Par Anaïs Bordage et Marie Telling.
En 2011, nos personnages de séries préférés s’appelaient Walter White, prof de chimie qui devient un baron de la drogue meurtrier; Nucky Thompson, politicien corrompu et gangster à temps partiel, et Don Draper, publicitaire cynique qui trompe sa femme et ment à tout son entourage…
Bref, quand Game of Thrones a débarqué à la télé, on était en plein dans le règne de l’anti-héros. Lorsque Ned Stark a été décapité à la fin de la première saison de la série, sa mort fut d’autant plus choquante qu’il était peut-être l’un des rares personnages à la télé à posséder un code moral particulièrement pur. Après lui sont venus Robb Stark, Daenerys, Jon Snow et Arya, figures héroïques qu’on voulait à tout prix voir réussir.

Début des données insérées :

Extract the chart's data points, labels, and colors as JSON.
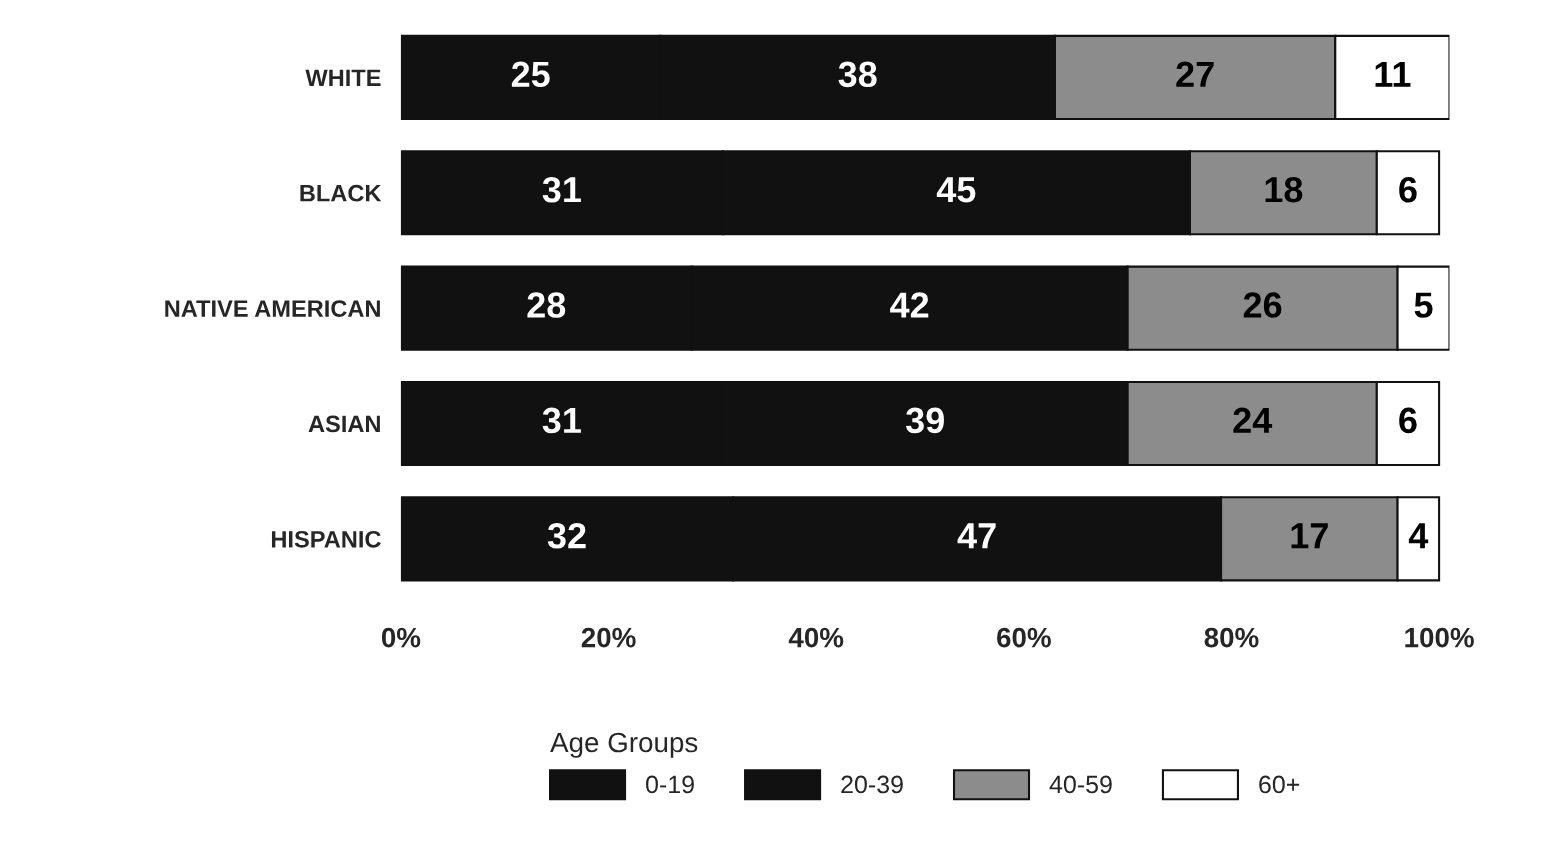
{
  "chart_data": {
    "type": "bar",
    "orientation": "horizontal",
    "stacked": true,
    "categories": [
      "WHITE",
      "BLACK",
      "NATIVE AMERICAN",
      "ASIAN",
      "HISPANIC"
    ],
    "series": [
      {
        "name": "0-19",
        "color": "#111111",
        "values": [
          25,
          31,
          28,
          31,
          32
        ]
      },
      {
        "name": "20-39",
        "color": "#111111",
        "values": [
          38,
          45,
          42,
          39,
          47
        ]
      },
      {
        "name": "40-59",
        "color": "#8c8c8c",
        "values": [
          27,
          18,
          26,
          24,
          17
        ]
      },
      {
        "name": "60+",
        "color": "#ffffff",
        "values": [
          11,
          6,
          5,
          6,
          4
        ]
      }
    ],
    "xlim": [
      0,
      101
    ],
    "xticks": [
      {
        "value": 0,
        "label": "0%"
      },
      {
        "value": 20,
        "label": "20%"
      },
      {
        "value": 40,
        "label": "40%"
      },
      {
        "value": 60,
        "label": "60%"
      },
      {
        "value": 80,
        "label": "80%"
      },
      {
        "value": 100,
        "label": "100%"
      }
    ],
    "data_labels": true,
    "legend": "bottom",
    "legend_title": "Age Groups",
    "grid": false
  }
}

Mais le premier est mort de manière particulièrement cruelle, la deuxième a été corrompue par le pouvoir, et les autres obligés de prendre des décisions de plus en plus difficiles et compromettantes pour survivre. À la fin, aucun de ces héros n’a eu la conclusion triomphale à laquelle on aurait pu s’attendre. Alors que toute l’ère de la télé de prestige s’est bâtie avec l’idée que même les personnages les plus corrompus peuvent être touchants, Game of Thrones, elle, s’attache à complexifier des héros traditionnel et s’interroge: l’héroïsme pur existe-il vraiment? Peut-on accéder au pouvoir sans se perdre en chemin?
Bons contre méchants
À ses débuts, l’univers de fantasy médiévale de Game of Thrones était un véritable ovni parmi les séries d’anti-héros et les drames historiques léchés qui régnaient sur la télé de l’époque. L’anti-héros est imparfait, jureur, antisocial, malhonnête, voire violent. Mais on ne pouvait s’empêcher de l’aimer. Par opposition, Ned Stark, incarné par l’acteur alors le plus connu de Game of Thrones, apparaît tout de suite comme une figure noble et morale, un père affectueux et un homme droit qui agit uniquement par devoir. Dans ses premiers épisodes, GOT apparait comme un récit de héros, où les Stark sont très clairement les gentils et les Lannister leurs antagonistes purement mauvais –ils sont incestueux, menteurs, cruels et méprisants. À l’exception du personnage de Tyrion, un Lannister qui exprime sa sympathie pour les Stark, on a donc à ce moment-là un axe moral assez clair et tranché, chose unique sur le petit écran à cette époque.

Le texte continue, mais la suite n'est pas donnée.